Uwzględniając powyższe okoliczności, w dniu 21 marca 2024 r. NIK skierowała sześć zawiadomień o zaistnieniu okoliczności wskazujących na popełnienie przestępstwa określonego w art. 98 ustawy o NIK, tj. utrudniania kontroli.
Wszystkie wystąpienia z kontroli "Realizacja zadań związanych z koordynacją, nadzorem i kontrolą funkcjonowania służb specjalnych prowadzących na terenie Rzeczypospolitej Polskiej czynności operacyjno-rozpoznawcze" są niejawne.
[1] Zob. m.in. komunikat prasowy wydany po kontroli nr P/13/099 „Realizacja przez organy państwa nadzoru nad służbami prowadzącymi czynności operacyjno-rozpoznawcze”.
[2] Art. 39 ustawy o ABW oraz AW, art. 28 ustawy o CBA, art. 43 ustawy o SKW oraz SWW.

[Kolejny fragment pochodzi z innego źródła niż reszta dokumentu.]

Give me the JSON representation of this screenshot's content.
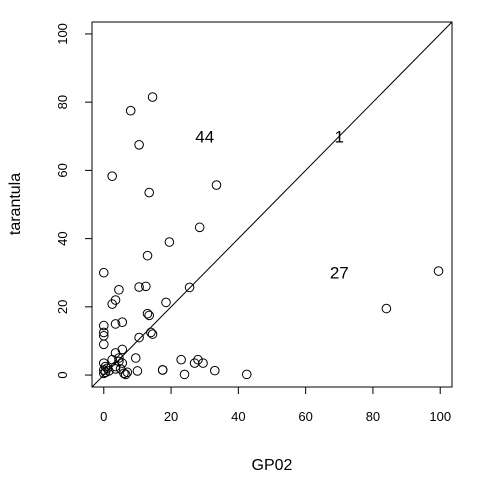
{
  "chart_data": {
    "type": "scatter",
    "xlabel": "GP02",
    "ylabel": "tarantula",
    "xlim": [
      -3.5,
      103.5
    ],
    "ylim": [
      -3.5,
      103.5
    ],
    "x_ticks": [
      0,
      20,
      40,
      60,
      80,
      100
    ],
    "y_ticks": [
      0,
      20,
      40,
      60,
      80,
      100
    ],
    "x_tick_labels": [
      "0",
      "20",
      "40",
      "60",
      "80",
      "100"
    ],
    "y_tick_labels": [
      "0",
      "20",
      "40",
      "60",
      "80",
      "100"
    ],
    "reference_line": {
      "from": [
        -3.5,
        -3.5
      ],
      "to": [
        103.5,
        103.5
      ]
    },
    "grid": false,
    "legend": "none",
    "marker": "open-circle",
    "annotations": [
      {
        "text": "44",
        "x": 30,
        "y": 70
      },
      {
        "text": "1",
        "x": 70,
        "y": 70
      },
      {
        "text": "27",
        "x": 70,
        "y": 30
      }
    ],
    "points": [
      [
        14.5,
        81.5
      ],
      [
        8,
        77.5
      ],
      [
        10.5,
        67.5
      ],
      [
        2.5,
        58.3
      ],
      [
        33.5,
        55.7
      ],
      [
        13.5,
        53.5
      ],
      [
        28.5,
        43.3
      ],
      [
        19.5,
        39.0
      ],
      [
        13,
        35.0
      ],
      [
        0,
        30.0
      ],
      [
        99.5,
        30.5
      ],
      [
        4.5,
        25.0
      ],
      [
        10.5,
        25.8
      ],
      [
        12.5,
        26.0
      ],
      [
        25.5,
        25.7
      ],
      [
        3.5,
        22.0
      ],
      [
        2.5,
        20.8
      ],
      [
        18.5,
        21.3
      ],
      [
        84,
        19.5
      ],
      [
        13,
        18.0
      ],
      [
        13.5,
        17.5
      ],
      [
        3.5,
        15.0
      ],
      [
        5.5,
        15.5
      ],
      [
        0,
        14.5
      ],
      [
        0,
        12.5
      ],
      [
        0,
        11.5
      ],
      [
        14,
        12.5
      ],
      [
        14.5,
        12.0
      ],
      [
        0,
        9.0
      ],
      [
        10.5,
        11.0
      ],
      [
        5.5,
        7.5
      ],
      [
        3.5,
        6.5
      ],
      [
        4.5,
        5.0
      ],
      [
        9.5,
        5.0
      ],
      [
        2.5,
        4.5
      ],
      [
        4.5,
        4.0
      ],
      [
        5.5,
        3.5
      ],
      [
        0,
        3.5
      ],
      [
        0.5,
        2.5
      ],
      [
        1,
        2.0
      ],
      [
        0,
        1.5
      ],
      [
        1.5,
        1.2
      ],
      [
        3.5,
        2.5
      ],
      [
        5,
        1.8
      ],
      [
        3.5,
        1.8
      ],
      [
        0,
        0.5
      ],
      [
        0.5,
        0.8
      ],
      [
        6,
        0.5
      ],
      [
        7,
        0.8
      ],
      [
        6.5,
        0.2
      ],
      [
        10,
        1.2
      ],
      [
        17.5,
        1.5
      ],
      [
        23,
        4.5
      ],
      [
        24,
        0.2
      ],
      [
        27,
        3.5
      ],
      [
        28,
        4.5
      ],
      [
        29.5,
        3.5
      ],
      [
        33,
        1.3
      ],
      [
        42.5,
        0.2
      ],
      [
        17.5,
        1.5
      ]
    ]
  }
}
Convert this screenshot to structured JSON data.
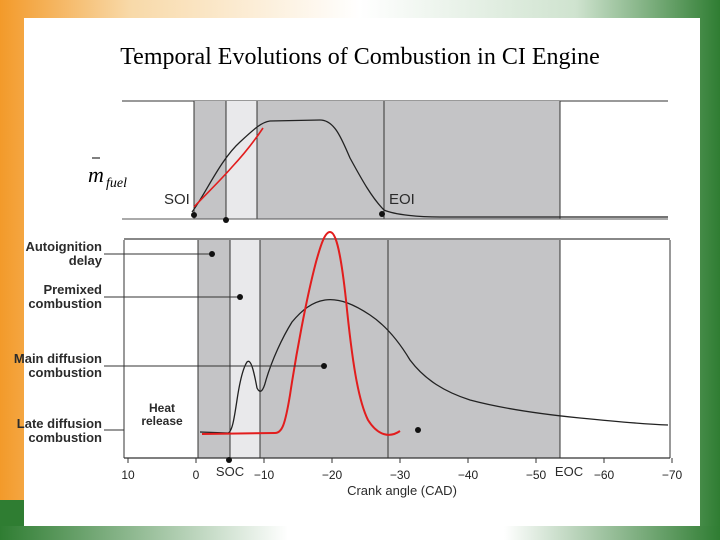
{
  "slide": {
    "title": "Temporal Evolutions of Combustion in CI Engine"
  },
  "fuel_panel": {
    "mfuel_symbol": "m",
    "mfuel_subscript": "fuel",
    "soi_label": "SOI",
    "eoi_label": "EOI"
  },
  "heat_panel": {
    "phase_labels": [
      {
        "line1": "Autoignition",
        "line2": "delay"
      },
      {
        "line1": "Premixed",
        "line2": "combustion"
      },
      {
        "line1": "Main diffusion",
        "line2": "combustion"
      },
      {
        "line1": "Late diffusion",
        "line2": "combustion"
      }
    ],
    "heat_release_label": {
      "line1": "Heat",
      "line2": "release"
    },
    "soc_label": "SOC",
    "eoc_label": "EOC",
    "x_axis_label": "Crank angle (CAD)",
    "x_ticks": [
      "10",
      "0",
      "−10",
      "−20",
      "−30",
      "−40",
      "−50",
      "−60",
      "−70"
    ]
  },
  "colors": {
    "shade_dark": "#c4c4c6",
    "shade_light": "#e9e9eb",
    "red_curve": "#e21d1d",
    "black_curve": "#222222"
  }
}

[3] Oraz analogicznych przepisów ustaw kompetencyjnych innych służb i formacji uprawnionych do prowadzenia czynności operacyjno-rozpoznawczych.
[4] M.in.: ustawy kompetencyjne regulujące funkcjonowanie poszczególnych służb, ustawa z dnia 8 sierpnia 1996 r. o Radzie Ministrów, ustawa z dnia 4 września 1997 r. o działach administracji rządowej, rozporządzenie ws Ministra Koordynatora Służb Specjalnych, rozporządzenie Rady Ministrów z dnia 2 lipca 2002 r. w sprawie szczegółowego trybu i zasad funkcjonowania Kolegium do Spraw Służb Specjalnych oraz zakresu czynności sekretarza tego Kolegium.
[5] Obowiązujące obecnie przepisy prawne nie definiują pojęcia czynności operacyjno-rozpoznawczych, ani też nie określają form w jakich mogą one być wykonywane (za wyjątkiem kontroli operacyjnej, zakupu kontrolowanego i przesyłki niejawnie nadzorowanej), co powoduje, iż szereg działań o charakterze operacyjno-rozpoznawczym pozostaje poza jakąkolwiek kontrolą zewnętrzną.
[6] Oznacza to, że gdyby dokumenty te faktycznie zawierały informacje, na które powoływali się kierownicy jednostek kontrolowanych, doszłoby do przekazania informacji szczególnie chronionych osobom nieuprawnionym, co jest przestępstwem.